Administrators have several options for securing the VLANs in their vSphere environment.


  1. Ensure that port groups are not configured to VLAN values that are reserved by upstream physical switches
    Do not set VLAN IDs to values reserved for the physical switch.
  2. Ensure that port groups are not configured to VLAN 4095 unless you are using for Virtual Guest Tagging (VGT).
    Three types of VLAN tagging exist in vSphere:
    • External Switch Tagging (EST)
    • Virtual Switch Tagging (VST) - The virtual switch tags with the configured VLAN ID the traffic that is incoming to the attached virtual machines and removes the VLAN tag from the traffic that is leaving them.

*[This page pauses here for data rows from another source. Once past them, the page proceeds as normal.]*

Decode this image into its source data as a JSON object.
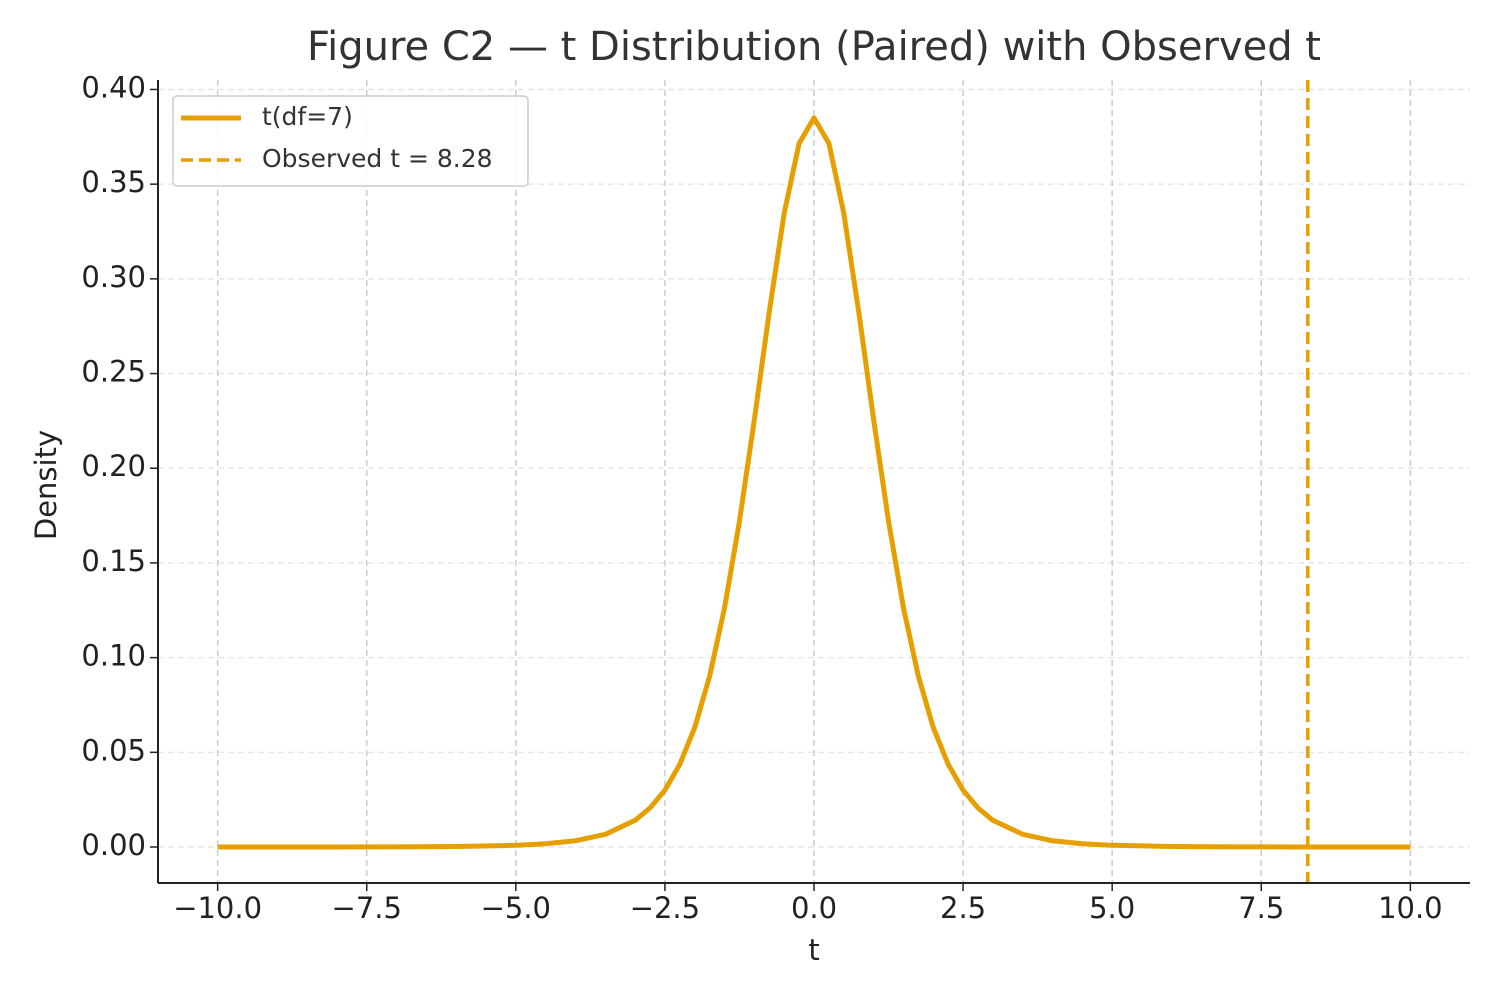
{
  "chart_data": {
    "type": "line",
    "title": "Figure C2 — t Distribution (Paired) with Observed t",
    "x_label": "t",
    "y_label": "Density",
    "x": [
      -10,
      -9,
      -8,
      -7,
      -6,
      -5,
      -4.5,
      -4,
      -3.5,
      -3,
      -2.75,
      -2.5,
      -2.25,
      -2,
      -1.75,
      -1.5,
      -1.25,
      -1,
      -0.75,
      -0.5,
      -0.25,
      0,
      0.25,
      0.5,
      0.75,
      1,
      1.25,
      1.5,
      1.75,
      2,
      2.25,
      2.5,
      2.75,
      3,
      3.5,
      4,
      4.5,
      5,
      6,
      7,
      8,
      9,
      10
    ],
    "series": [
      {
        "name": "t(df=7)",
        "color": "#e69f00",
        "values": [
          7e-06,
          2e-05,
          4e-05,
          0.0001,
          0.0003,
          0.0009,
          0.0017,
          0.0033,
          0.0067,
          0.0141,
          0.0206,
          0.03,
          0.0437,
          0.0631,
          0.0902,
          0.1263,
          0.172,
          0.2257,
          0.2826,
          0.3346,
          0.3715,
          0.385,
          0.3715,
          0.3346,
          0.2826,
          0.2257,
          0.172,
          0.1263,
          0.0902,
          0.0631,
          0.0437,
          0.03,
          0.0206,
          0.0141,
          0.0067,
          0.0033,
          0.0017,
          0.0009,
          0.0003,
          0.0001,
          4e-05,
          2e-05,
          7e-06
        ]
      }
    ],
    "observed": {
      "name": "Observed t = 8.28",
      "value": 8.28,
      "color": "#e69f00"
    },
    "xlim": [
      -11,
      11
    ],
    "ylim": [
      -0.019,
      0.405
    ],
    "xticks": [
      {
        "value": -10,
        "label": "−10.0"
      },
      {
        "value": -7.5,
        "label": "−7.5"
      },
      {
        "value": -5,
        "label": "−5.0"
      },
      {
        "value": -2.5,
        "label": "−2.5"
      },
      {
        "value": 0,
        "label": "0.0"
      },
      {
        "value": 2.5,
        "label": "2.5"
      },
      {
        "value": 5,
        "label": "5.0"
      },
      {
        "value": 7.5,
        "label": "7.5"
      },
      {
        "value": 10,
        "label": "10.0"
      }
    ],
    "yticks": [
      {
        "value": 0,
        "label": "0.00"
      },
      {
        "value": 0.05,
        "label": "0.05"
      },
      {
        "value": 0.1,
        "label": "0.10"
      },
      {
        "value": 0.15,
        "label": "0.15"
      },
      {
        "value": 0.2,
        "label": "0.20"
      },
      {
        "value": 0.25,
        "label": "0.25"
      },
      {
        "value": 0.3,
        "label": "0.30"
      },
      {
        "value": 0.35,
        "label": "0.35"
      },
      {
        "value": 0.4,
        "label": "0.40"
      }
    ],
    "grid": true,
    "legend": "upper left"
  }
}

To set up VST mode, assign a VLAN ID between 1 and 4095.
    • Virtual Guest Tagging (VGT) - Virtual machines handle VLAN traffic. To activate VGT mode, set the VLAN ID to 4095. On a distributed switch, you can also allow virtual machine traffic based on its VLAN by using the VLAN Trunking option.

    On a standard switch you can configure VLAN networking mode at switch or port group level, and on a distributed switch at distributed port group or port level.

  3. Ensure that all VLANs on each virtual switch are fully documented and that each virtual switch has all required VLANs and only required VLANs.